# Please advise me about my Phosphate purchase



## hypersushi (Jun 6, 2005)

Here in Kuala Lumpur, I am encountering extreme difficulty to obtain KH2PO4. I finally found a chemical supplier but what he has is Potassium Diphosphate. Checking google, potassium diphosphate is K4O7P2 but some websites say that it is synonymous with Potassium Phosphate. Being a chemical-impaired idiot, I worry I might be buying the wrong thing and killing my fish in the process. Please advice.


----------



## Edward (May 25, 2004)

Hi hypersushi,
This is the funniest posts ever. The Potassium diphosphate is KH2PO4, the stuff we use for hydroponics and planted aquariums. BTW, Kuala Lumpur is one of the most beautiful cities in the world.

Edward


----------



## hypersushi (Jun 6, 2005)

Edward,

With all due respect, and I hope I don't come out sounding rude... I cannot read into your intended meaning of your post: is it affirmative (Potassium diphosphate = potassium phosphate monobasic) or are you laughing at my inability to comprehend synonyms?

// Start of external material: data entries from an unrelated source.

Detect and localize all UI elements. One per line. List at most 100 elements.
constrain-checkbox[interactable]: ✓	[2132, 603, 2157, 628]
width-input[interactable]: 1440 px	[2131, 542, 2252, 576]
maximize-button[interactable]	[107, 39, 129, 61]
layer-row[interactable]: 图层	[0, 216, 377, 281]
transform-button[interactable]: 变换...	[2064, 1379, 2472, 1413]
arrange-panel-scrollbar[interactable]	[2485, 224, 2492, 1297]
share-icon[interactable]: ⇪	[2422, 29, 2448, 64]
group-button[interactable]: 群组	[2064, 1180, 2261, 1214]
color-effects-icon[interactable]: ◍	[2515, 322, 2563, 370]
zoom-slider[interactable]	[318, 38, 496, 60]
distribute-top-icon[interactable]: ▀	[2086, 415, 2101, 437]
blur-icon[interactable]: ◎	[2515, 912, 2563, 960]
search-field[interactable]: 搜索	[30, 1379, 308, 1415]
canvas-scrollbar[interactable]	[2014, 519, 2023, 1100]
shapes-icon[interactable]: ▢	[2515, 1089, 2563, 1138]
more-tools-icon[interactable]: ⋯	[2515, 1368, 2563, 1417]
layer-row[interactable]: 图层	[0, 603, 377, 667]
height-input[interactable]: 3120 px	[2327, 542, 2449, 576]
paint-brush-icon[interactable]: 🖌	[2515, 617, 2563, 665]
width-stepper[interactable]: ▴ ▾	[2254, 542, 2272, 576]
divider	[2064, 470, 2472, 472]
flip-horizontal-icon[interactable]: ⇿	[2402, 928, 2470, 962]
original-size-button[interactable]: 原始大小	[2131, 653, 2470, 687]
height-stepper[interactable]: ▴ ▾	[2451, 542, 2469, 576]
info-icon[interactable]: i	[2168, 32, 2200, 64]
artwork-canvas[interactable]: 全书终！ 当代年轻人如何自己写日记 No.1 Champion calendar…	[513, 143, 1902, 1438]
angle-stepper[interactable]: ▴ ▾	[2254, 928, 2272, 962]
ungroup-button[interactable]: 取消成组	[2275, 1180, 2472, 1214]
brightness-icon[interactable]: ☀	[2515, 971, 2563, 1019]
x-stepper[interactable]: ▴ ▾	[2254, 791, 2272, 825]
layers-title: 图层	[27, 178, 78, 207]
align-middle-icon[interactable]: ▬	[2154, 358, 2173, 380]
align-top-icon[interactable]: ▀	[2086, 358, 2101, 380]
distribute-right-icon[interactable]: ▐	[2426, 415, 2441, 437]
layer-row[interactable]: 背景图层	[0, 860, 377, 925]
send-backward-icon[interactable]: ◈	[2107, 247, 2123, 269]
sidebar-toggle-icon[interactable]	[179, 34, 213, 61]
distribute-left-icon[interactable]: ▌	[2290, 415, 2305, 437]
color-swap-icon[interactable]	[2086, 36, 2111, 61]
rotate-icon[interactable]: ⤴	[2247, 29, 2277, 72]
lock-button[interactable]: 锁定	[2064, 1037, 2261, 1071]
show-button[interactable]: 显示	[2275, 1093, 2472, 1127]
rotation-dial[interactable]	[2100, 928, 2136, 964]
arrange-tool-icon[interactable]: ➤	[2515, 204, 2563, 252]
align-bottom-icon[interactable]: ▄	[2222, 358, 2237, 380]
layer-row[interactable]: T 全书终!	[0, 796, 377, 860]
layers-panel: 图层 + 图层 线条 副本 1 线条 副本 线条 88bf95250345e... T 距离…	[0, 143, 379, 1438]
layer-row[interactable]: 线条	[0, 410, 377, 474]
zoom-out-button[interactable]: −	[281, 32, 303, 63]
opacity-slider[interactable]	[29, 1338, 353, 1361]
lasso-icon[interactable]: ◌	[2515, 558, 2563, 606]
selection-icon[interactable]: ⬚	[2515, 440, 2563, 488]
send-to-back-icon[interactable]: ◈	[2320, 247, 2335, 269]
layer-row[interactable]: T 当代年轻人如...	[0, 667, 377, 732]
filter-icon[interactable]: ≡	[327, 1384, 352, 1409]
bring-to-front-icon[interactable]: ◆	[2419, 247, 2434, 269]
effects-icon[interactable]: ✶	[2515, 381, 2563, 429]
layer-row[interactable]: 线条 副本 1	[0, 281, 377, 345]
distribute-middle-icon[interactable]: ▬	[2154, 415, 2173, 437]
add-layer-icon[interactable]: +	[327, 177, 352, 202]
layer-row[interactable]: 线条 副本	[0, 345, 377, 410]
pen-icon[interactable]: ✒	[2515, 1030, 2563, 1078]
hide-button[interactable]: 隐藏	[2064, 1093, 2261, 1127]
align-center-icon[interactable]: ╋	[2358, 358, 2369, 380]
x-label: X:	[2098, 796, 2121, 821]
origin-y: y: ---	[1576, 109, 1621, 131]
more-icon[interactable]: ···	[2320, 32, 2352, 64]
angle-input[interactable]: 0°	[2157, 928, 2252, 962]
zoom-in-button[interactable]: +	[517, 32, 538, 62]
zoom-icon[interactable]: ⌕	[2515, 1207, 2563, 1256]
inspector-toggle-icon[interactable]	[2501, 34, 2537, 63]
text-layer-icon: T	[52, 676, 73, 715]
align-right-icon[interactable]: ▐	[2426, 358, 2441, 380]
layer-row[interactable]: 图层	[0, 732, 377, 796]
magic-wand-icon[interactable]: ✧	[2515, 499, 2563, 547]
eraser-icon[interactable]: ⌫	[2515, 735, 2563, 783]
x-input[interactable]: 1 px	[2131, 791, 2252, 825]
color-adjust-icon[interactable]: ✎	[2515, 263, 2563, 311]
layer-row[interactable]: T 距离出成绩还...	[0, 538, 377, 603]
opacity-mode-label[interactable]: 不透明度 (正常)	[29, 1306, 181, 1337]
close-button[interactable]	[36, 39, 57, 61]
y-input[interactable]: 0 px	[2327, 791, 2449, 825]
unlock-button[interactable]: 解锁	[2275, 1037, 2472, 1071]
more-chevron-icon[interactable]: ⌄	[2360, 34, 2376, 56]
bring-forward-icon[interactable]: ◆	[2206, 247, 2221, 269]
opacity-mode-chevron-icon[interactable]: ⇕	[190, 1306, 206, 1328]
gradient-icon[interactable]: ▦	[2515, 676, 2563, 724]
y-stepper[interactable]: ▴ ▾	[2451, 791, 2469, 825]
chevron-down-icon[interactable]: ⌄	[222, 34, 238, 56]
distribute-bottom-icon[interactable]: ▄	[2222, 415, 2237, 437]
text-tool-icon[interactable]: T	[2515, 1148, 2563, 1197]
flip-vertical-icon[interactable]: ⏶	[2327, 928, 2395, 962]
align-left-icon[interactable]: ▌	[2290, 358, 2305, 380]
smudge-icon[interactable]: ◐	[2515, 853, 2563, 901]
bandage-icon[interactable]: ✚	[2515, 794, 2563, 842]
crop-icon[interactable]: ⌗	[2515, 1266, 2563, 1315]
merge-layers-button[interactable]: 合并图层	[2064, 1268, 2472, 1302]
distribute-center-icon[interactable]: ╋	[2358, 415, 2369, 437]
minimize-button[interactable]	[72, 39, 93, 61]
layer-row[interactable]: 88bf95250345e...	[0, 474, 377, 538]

I did say I was a failure when it comes to chemistry. Please explain to me how K4O7P2 = KH2PO4. The meaning of synonyms means they are similar to, not exactly the same. That's how I understand it... and that's why I think they have different names for different chemical compositions. I'm just very concerned about using a chemical other than the one everyone is using called KH2PO4. Even the Fertilitator doesn't list K4O7P2 as a Phosphate source... so please understand my concerns...


----------



## hypersushi (Jun 6, 2005)

Edward,

From the same site, the molecular composition of Potassium Diphosphate could also be K4O7P2
http://ptcl.chem.ox.ac.uk/MSDS/PO/potassium_pyrophosphate.html

I'm really confused now!


----------



## Edward (May 25, 2004)

Hi hypersushi
My intension was not to confuse you more. Chemicals are delivered with descriptive labels. Can you post a picture? Personally, I would not use chemicals without it. 



Edward


----------



## hypersushi (Jun 6, 2005)

Thanks for your advice Edward. I haven't bought any yet coz the guy needs me to order a minimum of 25kg! (which I will then divide and sell off to other fellow aquascapers). It's difficult to make a decision coz for one thing, getting KH2PO4 is not easy. Then I find a shop that sells it and the guy insists that the one I want is KH2PO4 and its called Potassium DiPhosphate.


----------



## Salt (Apr 5, 2005)

K4O7P2 is a pyrophosphate. Sometimes it's called "Potassium Diphosphate" because of the P2.

Potassium Phosphate Monobasic is KH2PO4. Sometimes it's called Potassium Dihydrogen Phosphate (because of the H2), and to confuse things even more, sometimes just Potassium Diphosphate, which is more of an abbreviation. It's a misnomer because there aren't two phosphates in the molecule.

If your supplier is giving you the chemical formula of KH2PO4, that's probably what it is. I would tell him that as long as it's KH2PO4, you want it.


----------



## hypersushi (Jun 6, 2005)

Thanks Salt. That's exactly the answer I was looking for!


----------



## jazzlvr123 (Apr 29, 2007)

no no no no you no you not no ou no


----------



## Salt (Apr 5, 2005)

bluh


----------



## Squawkbert (Jan 3, 2007)

There's also potassium phosphate dibasic, K2HPO4, which is also good as it provides more potassium...


----------